Went to a fascinating workshop today about the differences between versions and translations and whether poetry really is lost in translation or whether new poetry is created. What I’m doing with Horace is to recontextualise and do versions, I try not to get too caught up with trying to capture the original ‘music’ of the poetry or the syntax, but I try to stay true to the Horatian themes and play with the Latin lexicon. Someone put the point today, ‘if it’s already been written why write it again?’ well, my answer would be, if it was worth saying then, it’s worth saying again but in today’s terms. As I said at conference, it’s not the differences in culture or particular identity, or social grouping or literary peculiarities that fascinate me, but rather the sameness of the human state – the things we have in common, that drive me and make me want to bring out the wit and wisdom in Horace.

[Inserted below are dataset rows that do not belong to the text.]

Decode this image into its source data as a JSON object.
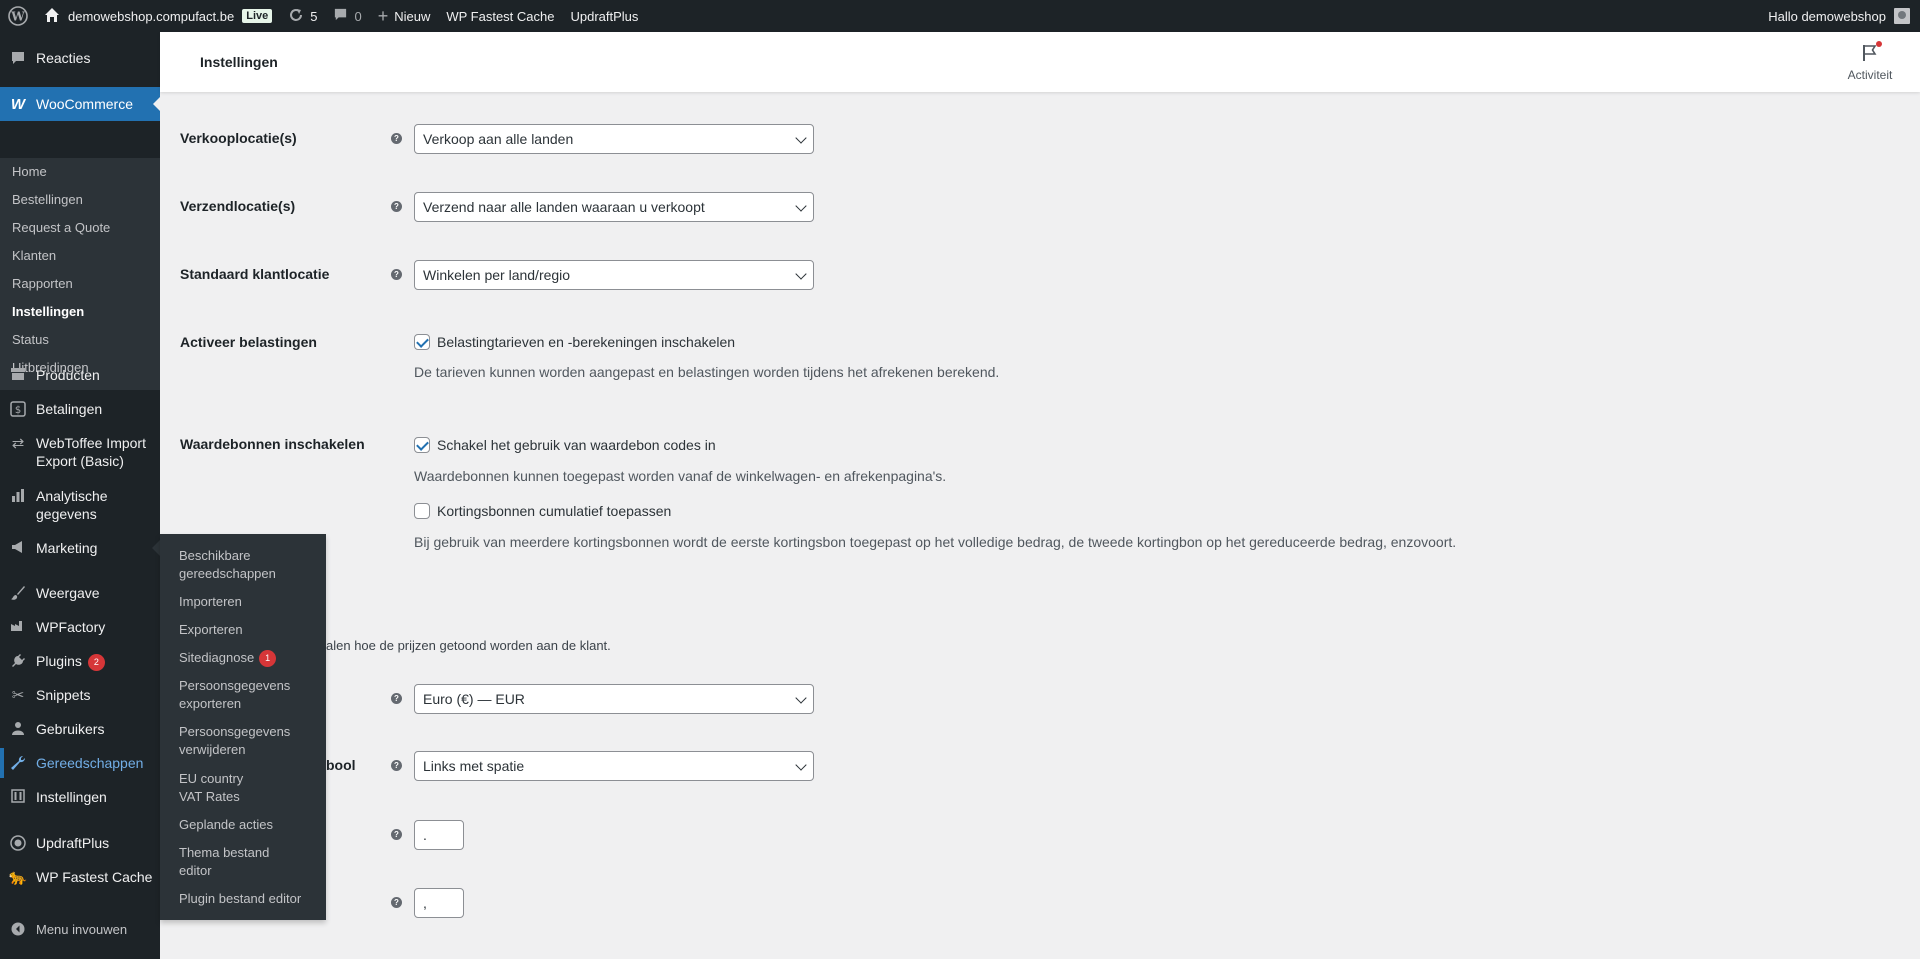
{
  "adminbar": {
    "site_name": "demowebshop.compufact.be",
    "live_badge": "Live",
    "updates_count": "5",
    "comments_count": "0",
    "new_label": "Nieuw",
    "wp_fastest_cache": "WP Fastest Cache",
    "updraftplus": "UpdraftPlus",
    "greeting": "Hallo demowebshop"
  },
  "header": {
    "title": "Instellingen",
    "activity_label": "Activiteit"
  },
  "sidebar": {
    "items": [
      {
        "label": "Reacties",
        "icon": "comment-icon"
      },
      {
        "label": "WooCommerce",
        "icon": "woocommerce-icon"
      },
      {
        "label": "Producten",
        "icon": "archive-icon"
      },
      {
        "label": "Betalingen",
        "icon": "dollar-icon"
      },
      {
        "label": "WebToffee Import Export (Basic)",
        "icon": "transfer-icon"
      },
      {
        "label": "Analytische gegevens",
        "icon": "chart-bar-icon"
      },
      {
        "label": "Marketing",
        "icon": "megaphone-icon"
      },
      {
        "label": "Weergave",
        "icon": "brush-icon"
      },
      {
        "label": "WPFactory",
        "icon": "factory-icon"
      },
      {
        "label": "Plugins",
        "icon": "plug-icon",
        "badge": "2"
      },
      {
        "label": "Snippets",
        "icon": "scissors-icon"
      },
      {
        "label": "Gebruikers",
        "icon": "user-icon"
      },
      {
        "label": "Gereedschappen",
        "icon": "wrench-icon"
      },
      {
        "label": "Instellingen",
        "icon": "settings-icon"
      },
      {
        "label": "UpdraftPlus",
        "icon": "updraft-icon"
      },
      {
        "label": "WP Fastest Cache",
        "icon": "cheetah-icon"
      },
      {
        "label": "Menu invouwen",
        "icon": "collapse-icon"
      }
    ],
    "woo_submenu": [
      "Home",
      "Bestellingen",
      "Request a Quote",
      "Klanten",
      "Rapporten",
      "Instellingen",
      "Status",
      "Uitbreidingen"
    ]
  },
  "flyout": {
    "items": [
      {
        "label": "Beschikbare gereedschappen"
      },
      {
        "label": "Importeren"
      },
      {
        "label": "Exporteren"
      },
      {
        "label": "Sitediagnose",
        "badge": "1"
      },
      {
        "label": "Persoonsgegevens exporteren"
      },
      {
        "label": "Persoonsgegevens verwijderen"
      },
      {
        "label": "EU country VAT Rates"
      },
      {
        "label": "Geplande acties"
      },
      {
        "label": "Thema bestand editor"
      },
      {
        "label": "Plugin bestand editor"
      }
    ]
  },
  "form": {
    "selling_locations": {
      "label": "Verkooplocatie(s)",
      "value": "Verkoop aan alle landen"
    },
    "shipping_locations": {
      "label": "Verzendlocatie(s)",
      "value": "Verzend naar alle landen waaraan u verkoopt"
    },
    "default_location": {
      "label": "Standaard klantlocatie",
      "value": "Winkelen per land/regio"
    },
    "enable_taxes": {
      "label": "Activeer belastingen",
      "checkbox_label": "Belastingtarieven en -berekeningen inschakelen",
      "description": "De tarieven kunnen worden aangepast en belastingen worden tijdens het afrekenen berekend."
    },
    "coupons": {
      "label": "Waardebonnen inschakelen",
      "checkbox_label": "Schakel het gebruik van waardebon codes in",
      "description": "Waardebonnen kunnen toegepast worden vanaf de winkelwagen- en afrekenpagina's.",
      "cumulative_label": "Kortingsbonnen cumulatief toepassen",
      "cumulative_description": "Bij gebruik van meerdere kortingsbonnen wordt de eerste kortingsbon toegepast op het volledige bedrag, de tweede kortingbon op het gereduceerde bedrag, enzovoort."
    },
    "currency_intro_partial": "alen hoe de prijzen getoond worden aan de klant.",
    "currency": {
      "value": "Euro (€) — EUR"
    },
    "currency_position": {
      "label_partial": "bool",
      "value": "Links met spatie"
    },
    "thousand_sep": {
      "value": "."
    },
    "decimal_sep": {
      "value": ","
    }
  }
}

I also thoroughly enjoyed a panel chaired by Kate Clanchy about Truth, Self and the Poetic ‘I’ and how when women write in the ‘I’ it tends to be read as autobiographical whereas this does not always apply to men writing in the ‘I’.
The day was rounded off with a splendid reading by Glyn Maxwell, Deryn Rees-Jones and Michael Longley – a real poetry feast.
The trouble with the last couple of days is that it’s made me want to go and read lots of poets again and to look out for the ones I don’t know, but I must stay focussed on Horace and of course the prospect of going back home to washing, ironing and walking the dog, plus, probably a mound of paperwork, not to mention a new project at the Museum of Antiquities and getting cracking on my PhD.